Olhará em redor, incrédulo; depois sentirá um rumor de passos que se aproximam atrás de si, e verá os
que despertaram primeiro que ele correndo ofegantes e ultrapassando-o para chegar cedo. Sentirá o
pulsar do tempo a marcar avidamente o compasso da vida. Às janelas já não se assomarão figuras
risonhas, apenas rostos frios e indiferentes. E se ele perguntar se ainda falta muito para chegar,
também estes farão um gesto a indicar o horizonte, mas desprovido de bondade e alegria. Entretanto
perderá de vista os companheiros, um porque ficou para trás, exausto, outro porque se adiantou,
fugindo, e agora não é mais do que um ponto minúsculo no horizonte.

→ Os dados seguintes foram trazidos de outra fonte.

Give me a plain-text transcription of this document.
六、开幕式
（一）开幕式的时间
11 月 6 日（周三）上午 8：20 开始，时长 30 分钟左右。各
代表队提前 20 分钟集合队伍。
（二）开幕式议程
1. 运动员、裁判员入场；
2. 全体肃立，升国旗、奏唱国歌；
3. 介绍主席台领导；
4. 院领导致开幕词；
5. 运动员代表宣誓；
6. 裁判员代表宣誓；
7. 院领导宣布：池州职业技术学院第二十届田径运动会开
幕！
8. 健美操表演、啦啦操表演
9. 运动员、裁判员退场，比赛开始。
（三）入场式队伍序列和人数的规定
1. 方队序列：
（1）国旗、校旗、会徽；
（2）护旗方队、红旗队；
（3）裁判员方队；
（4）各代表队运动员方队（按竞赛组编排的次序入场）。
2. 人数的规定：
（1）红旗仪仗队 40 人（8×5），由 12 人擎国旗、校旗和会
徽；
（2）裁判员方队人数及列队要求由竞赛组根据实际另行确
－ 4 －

Para lá daquele rio – dirão as pessoas – mais dez quilómetros e já chegaste. Mas a verdade é que
nunca mais – os dias tornam-se cada vez mais pequenos, os companheiros de viagem cada vez mais
raros, e às janelas vêem-se apáticas figuras pálidas que abanam a cabeça.
Até que Drogo ficará completamente só e no horizonte surgirá a faixa de um mar desmedido e
imóvel, cor de chumbo. Então já estará cansado, as casas que ladeiam o caminho terão quase todas as
janelas fechadas, e as raras pessoas visíveis responder-lhe-ão com um gesto desconsolado: o bom estava
lá atrás, muito atrás, e ele passou-lhe diante sem se aperceber. Oh, agora é demasiado tarde para
retroceder, atrás dele não pára de crescer o fragor da multidão que o segue, impelida pela mesma
ilusão, mas ainda invisível na branca estrada deserta.
Giovanni Drogo agora dorme no interior do terceiro reduto. Sonha e sorri. Pela derradeira vez
chegam-lhe de noite as doces imagens de um mundo inteiramente feliz. Que desgraça se pudesse ver-se
a si próprio como será um dia, lá onde a estrada termina, parado na margem do mar de chumbo sob um
céu cinzento e monótono, e em redor nem uma casa, nem um homem, nem uma árvore, nem sequer um
fio de erva, tudo assim desde tempos imemoriais.»